Тем не менее, под бдительными очами В.Я. Крылова, а потом В.И. Путяты к осени мы понаставили изрядное количество штабелей дров и почти без потерь вернулись домой. Я лично вдрызг измочалил обувь и последние дни дорабатывал в лаптях. Никогда: ни до, ни после - я ничего более удобного не носил, только непрочные очень. Быстро развалились. Потеряв обувь, приобрел несколько жестоких приступов малярии.
Эпопея с дровами имела продолжение. Страна готовилась встречать 26-ю годовщину Великой Октябрьской социалистической революции. Студенты готовились вместе со страной. Скинулись по сто рублей для приобретения "выпить-закусить". Шестого ноября пришли на предпраздничный день занятий. Соответственно приодевшись. У входа нас встретил коллектив преподавателей во главе с руководством. Построили в колонну и куда-то повели. По дороге кое-кто сбежал. Остальные были погружены в трюм баржи, снабжены 100-граммовым кусочком колбаски и оповещены о том, что наша задача заключается в том, чтобы на Гавриловой Поляне из этой баржи вылезти, загрузить ее дровами и ждать пароходика, который вернет нас в лоно цивилизации. Буксир погудел и потянул баржу по назначению. Мы первым делом съели колбасу, вторым - заскучали и стали мерзнуть. В это время, хотя Волга еще не стала, на полях был устойчивый снежный покров. Как выяснилось потом, примерно по колено, а одеты-обуты мы были для существования в городских условиях. Наконец, прибыли. Баржу поставили к берегу боком. Положили сходни. Буксир ушел. Мы начали очередное трудовое свершение. Начали с разжигания костров: стук зубов основательно надоел.

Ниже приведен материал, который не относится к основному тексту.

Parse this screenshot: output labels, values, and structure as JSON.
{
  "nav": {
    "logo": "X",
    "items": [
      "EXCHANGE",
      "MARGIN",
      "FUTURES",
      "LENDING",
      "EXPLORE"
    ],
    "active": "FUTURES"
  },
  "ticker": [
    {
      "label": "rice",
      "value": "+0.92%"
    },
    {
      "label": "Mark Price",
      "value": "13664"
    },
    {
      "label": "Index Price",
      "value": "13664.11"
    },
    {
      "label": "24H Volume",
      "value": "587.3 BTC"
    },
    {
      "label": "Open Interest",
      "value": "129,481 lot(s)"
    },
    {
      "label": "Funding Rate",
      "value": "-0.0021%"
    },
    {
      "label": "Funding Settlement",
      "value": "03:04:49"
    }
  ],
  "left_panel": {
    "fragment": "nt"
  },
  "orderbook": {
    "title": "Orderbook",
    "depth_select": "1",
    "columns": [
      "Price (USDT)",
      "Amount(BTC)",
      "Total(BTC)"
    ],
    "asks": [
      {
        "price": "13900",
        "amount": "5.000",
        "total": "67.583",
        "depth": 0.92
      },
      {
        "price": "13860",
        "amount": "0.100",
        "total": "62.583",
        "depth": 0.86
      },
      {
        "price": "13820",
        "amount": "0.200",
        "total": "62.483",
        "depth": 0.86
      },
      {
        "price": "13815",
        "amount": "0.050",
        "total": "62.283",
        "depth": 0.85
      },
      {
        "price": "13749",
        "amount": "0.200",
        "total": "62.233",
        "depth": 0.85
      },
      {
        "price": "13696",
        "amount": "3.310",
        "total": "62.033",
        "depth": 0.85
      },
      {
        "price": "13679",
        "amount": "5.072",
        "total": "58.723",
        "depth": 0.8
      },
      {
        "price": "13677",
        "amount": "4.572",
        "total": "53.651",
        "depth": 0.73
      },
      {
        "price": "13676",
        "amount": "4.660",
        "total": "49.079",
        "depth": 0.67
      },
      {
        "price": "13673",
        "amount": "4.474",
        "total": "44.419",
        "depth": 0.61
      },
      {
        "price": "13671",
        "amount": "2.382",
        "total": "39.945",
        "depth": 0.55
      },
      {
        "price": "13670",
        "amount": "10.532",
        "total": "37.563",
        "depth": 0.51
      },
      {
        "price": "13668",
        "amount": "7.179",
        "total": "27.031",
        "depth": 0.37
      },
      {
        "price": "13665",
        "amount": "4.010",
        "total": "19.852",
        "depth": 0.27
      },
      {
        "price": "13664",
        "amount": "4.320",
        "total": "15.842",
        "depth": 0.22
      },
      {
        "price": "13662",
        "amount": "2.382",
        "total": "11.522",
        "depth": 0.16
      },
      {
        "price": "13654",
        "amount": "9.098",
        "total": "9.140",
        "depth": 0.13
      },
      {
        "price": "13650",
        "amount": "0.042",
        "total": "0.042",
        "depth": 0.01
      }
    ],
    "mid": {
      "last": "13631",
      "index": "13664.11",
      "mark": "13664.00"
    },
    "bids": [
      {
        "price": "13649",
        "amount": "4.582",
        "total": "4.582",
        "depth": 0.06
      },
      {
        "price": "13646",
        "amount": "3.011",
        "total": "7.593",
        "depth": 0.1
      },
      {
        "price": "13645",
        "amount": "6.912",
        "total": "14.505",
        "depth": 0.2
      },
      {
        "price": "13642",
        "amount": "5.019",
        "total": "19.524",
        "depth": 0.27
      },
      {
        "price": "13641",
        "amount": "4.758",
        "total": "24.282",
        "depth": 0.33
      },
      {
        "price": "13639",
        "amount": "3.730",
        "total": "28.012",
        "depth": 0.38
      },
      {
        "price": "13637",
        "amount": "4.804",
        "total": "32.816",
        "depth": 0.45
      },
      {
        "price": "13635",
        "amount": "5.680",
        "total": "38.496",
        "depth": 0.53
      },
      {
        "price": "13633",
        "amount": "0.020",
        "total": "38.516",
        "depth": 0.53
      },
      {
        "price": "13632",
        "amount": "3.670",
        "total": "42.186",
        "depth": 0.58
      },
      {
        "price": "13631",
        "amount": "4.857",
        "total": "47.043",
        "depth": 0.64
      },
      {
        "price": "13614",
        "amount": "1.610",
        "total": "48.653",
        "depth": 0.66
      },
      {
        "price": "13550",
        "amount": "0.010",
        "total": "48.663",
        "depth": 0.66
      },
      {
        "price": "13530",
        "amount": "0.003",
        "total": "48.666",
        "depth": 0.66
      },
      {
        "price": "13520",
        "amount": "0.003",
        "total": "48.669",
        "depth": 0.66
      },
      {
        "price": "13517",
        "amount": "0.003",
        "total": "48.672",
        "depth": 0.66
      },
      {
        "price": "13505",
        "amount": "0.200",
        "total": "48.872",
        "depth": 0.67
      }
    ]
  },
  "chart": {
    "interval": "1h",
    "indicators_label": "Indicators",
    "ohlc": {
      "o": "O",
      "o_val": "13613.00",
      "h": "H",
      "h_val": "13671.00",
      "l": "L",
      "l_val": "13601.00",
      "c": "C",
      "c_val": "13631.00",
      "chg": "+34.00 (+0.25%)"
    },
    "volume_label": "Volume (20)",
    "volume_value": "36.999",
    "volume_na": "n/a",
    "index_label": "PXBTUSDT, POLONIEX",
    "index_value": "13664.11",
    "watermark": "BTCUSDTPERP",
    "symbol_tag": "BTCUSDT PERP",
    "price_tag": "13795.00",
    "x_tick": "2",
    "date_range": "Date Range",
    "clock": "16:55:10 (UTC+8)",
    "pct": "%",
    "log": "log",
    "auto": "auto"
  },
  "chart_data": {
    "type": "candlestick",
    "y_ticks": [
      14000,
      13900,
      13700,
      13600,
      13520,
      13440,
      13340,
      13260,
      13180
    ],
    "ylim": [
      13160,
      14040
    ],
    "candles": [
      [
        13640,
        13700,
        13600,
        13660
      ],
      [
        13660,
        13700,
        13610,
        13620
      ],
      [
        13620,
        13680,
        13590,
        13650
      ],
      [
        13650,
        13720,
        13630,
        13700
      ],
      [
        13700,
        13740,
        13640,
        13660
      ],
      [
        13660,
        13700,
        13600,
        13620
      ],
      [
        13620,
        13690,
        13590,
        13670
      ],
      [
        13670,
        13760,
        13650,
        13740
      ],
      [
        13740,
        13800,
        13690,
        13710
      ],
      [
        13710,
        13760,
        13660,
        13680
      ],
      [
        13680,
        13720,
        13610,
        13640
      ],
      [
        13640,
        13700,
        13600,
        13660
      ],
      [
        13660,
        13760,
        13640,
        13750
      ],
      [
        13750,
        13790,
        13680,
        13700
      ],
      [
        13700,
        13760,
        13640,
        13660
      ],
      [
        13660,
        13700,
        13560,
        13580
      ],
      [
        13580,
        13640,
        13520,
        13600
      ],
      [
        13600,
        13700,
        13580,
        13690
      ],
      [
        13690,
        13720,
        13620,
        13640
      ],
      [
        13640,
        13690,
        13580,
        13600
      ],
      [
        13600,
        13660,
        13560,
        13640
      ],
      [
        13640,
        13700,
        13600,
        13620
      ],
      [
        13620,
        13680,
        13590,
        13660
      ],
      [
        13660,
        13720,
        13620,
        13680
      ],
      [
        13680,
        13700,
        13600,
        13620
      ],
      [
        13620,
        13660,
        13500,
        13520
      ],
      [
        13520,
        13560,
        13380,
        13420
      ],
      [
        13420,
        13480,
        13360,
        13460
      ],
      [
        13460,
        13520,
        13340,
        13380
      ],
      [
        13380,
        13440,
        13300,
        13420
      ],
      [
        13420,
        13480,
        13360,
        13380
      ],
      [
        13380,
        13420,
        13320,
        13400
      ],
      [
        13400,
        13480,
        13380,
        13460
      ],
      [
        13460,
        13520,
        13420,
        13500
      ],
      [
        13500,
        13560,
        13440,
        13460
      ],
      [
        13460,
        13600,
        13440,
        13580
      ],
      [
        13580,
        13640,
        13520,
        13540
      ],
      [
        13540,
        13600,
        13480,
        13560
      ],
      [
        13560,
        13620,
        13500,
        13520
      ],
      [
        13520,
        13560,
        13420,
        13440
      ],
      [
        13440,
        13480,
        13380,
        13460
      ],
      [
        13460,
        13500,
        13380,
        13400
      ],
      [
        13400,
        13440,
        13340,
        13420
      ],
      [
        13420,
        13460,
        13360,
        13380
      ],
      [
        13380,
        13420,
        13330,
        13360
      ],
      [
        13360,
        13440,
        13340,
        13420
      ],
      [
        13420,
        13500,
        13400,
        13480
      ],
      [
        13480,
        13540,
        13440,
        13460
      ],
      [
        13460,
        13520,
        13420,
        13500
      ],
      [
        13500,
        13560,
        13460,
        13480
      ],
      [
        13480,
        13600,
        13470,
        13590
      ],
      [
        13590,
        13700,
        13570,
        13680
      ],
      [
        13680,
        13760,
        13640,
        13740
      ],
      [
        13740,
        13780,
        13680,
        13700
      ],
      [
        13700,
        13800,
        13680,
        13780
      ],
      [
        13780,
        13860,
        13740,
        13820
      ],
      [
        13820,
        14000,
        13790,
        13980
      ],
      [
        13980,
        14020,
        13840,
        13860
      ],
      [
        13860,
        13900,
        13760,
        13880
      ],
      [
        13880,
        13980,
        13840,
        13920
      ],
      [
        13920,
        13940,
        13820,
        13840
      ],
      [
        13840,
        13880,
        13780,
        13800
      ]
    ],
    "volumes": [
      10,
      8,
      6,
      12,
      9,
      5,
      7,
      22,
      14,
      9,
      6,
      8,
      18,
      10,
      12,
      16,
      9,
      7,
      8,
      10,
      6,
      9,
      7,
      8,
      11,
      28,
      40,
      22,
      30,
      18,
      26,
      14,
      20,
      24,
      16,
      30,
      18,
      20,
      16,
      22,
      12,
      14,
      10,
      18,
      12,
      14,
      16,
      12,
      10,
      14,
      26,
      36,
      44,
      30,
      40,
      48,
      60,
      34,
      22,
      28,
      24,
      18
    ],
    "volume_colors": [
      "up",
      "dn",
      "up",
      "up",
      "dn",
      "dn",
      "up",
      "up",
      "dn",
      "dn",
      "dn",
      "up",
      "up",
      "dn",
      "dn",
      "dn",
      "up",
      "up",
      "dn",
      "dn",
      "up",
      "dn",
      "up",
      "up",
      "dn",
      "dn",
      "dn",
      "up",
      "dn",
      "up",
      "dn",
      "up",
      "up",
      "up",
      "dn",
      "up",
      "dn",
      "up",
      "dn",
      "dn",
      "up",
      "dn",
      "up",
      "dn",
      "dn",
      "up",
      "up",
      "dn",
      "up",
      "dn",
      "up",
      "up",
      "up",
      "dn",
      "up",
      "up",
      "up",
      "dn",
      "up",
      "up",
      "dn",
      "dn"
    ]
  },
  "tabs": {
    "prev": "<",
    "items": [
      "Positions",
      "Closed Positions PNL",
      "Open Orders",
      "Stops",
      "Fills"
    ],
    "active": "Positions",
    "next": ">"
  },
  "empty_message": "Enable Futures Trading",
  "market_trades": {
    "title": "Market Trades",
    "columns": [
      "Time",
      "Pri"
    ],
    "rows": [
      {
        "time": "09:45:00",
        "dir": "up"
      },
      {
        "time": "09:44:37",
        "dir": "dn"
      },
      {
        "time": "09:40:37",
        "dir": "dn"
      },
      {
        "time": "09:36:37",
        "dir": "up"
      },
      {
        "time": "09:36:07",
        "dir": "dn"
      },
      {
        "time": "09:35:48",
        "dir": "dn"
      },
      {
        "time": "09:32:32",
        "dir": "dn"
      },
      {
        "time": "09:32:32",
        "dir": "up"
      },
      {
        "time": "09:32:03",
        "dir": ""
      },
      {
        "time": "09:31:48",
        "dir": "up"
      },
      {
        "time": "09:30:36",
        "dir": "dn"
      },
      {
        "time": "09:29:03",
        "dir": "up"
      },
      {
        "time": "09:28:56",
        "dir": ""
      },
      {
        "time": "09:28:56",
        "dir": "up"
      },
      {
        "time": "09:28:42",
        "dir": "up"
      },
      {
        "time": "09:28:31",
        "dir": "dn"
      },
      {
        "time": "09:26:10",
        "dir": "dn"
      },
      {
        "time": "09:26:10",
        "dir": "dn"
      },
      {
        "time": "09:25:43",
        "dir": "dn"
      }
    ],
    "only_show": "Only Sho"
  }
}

Остаток дня и всю ночь мы перетаскивали напиленные нами летом дрова в ненасытное брюхо плавсредства. Оказалось, что напилили мы довольно много - почти полный трюм. Сбросили последнее бревнышко. Спрашиваем, когда пароходик нас обратно повезет. А в ответ узнаем, что никаких пароходиков не будет и идти следует пешочком до пристани Рождествено. Там переправа еще работает. Пошли. Натощак. Туфли до щиколоток, снег - по колено. У девушек еще и каблучки. К счастью, по пути было много шиповника. Он и помогал нам передвигать ноги. Уже темнело, когда последний паром принял на борт шедшего в арьергарде В.Я. Крылова и отчалил. Мы со товарищи взвалились на телегу и немедленно уснули. Как я потом с мокрыми по колено ногами шлепал три километра до дома - уже не помню. Помню только, что родители смотрели на меня сначала с испугом, потом с сочувствием. Финал дровяной эпопеи оказался на удивление благополучным - никто серьезно не заболел. Так мы преодолевали трудности, созданные благодарным городом. Остальные трудовые семестры стандартно протекли в колхозах и совхозах - стоговали сено, копали и с аппетитом поедали сладкую морковку, собирали в бурты помидоры и, уезжая, видели, как их засыпает снег, закладывали в силосную яму растительность с поля, поросшего полутораметровым бурьяном с редкими вкраплениями кукурузных недомерков. Коровы эту гадость не ели, но в победных рапортах ставилась лишняя "галочка".
Студенты
Студенчество первого курса было очень большим и довольно пестрым образованием. Например, студентом КуАИ числился будущий чемпион мира по шахматам Василий Смыслов, которого никто из нас так и не увидел. В отличие от него Майю Коневу - дочь знаменитого маршала - видели все. Я - один раз. Издалека. Запомнилось ярко-голубое платье, крашенные перекисью волосы и удивительное сходство с папой.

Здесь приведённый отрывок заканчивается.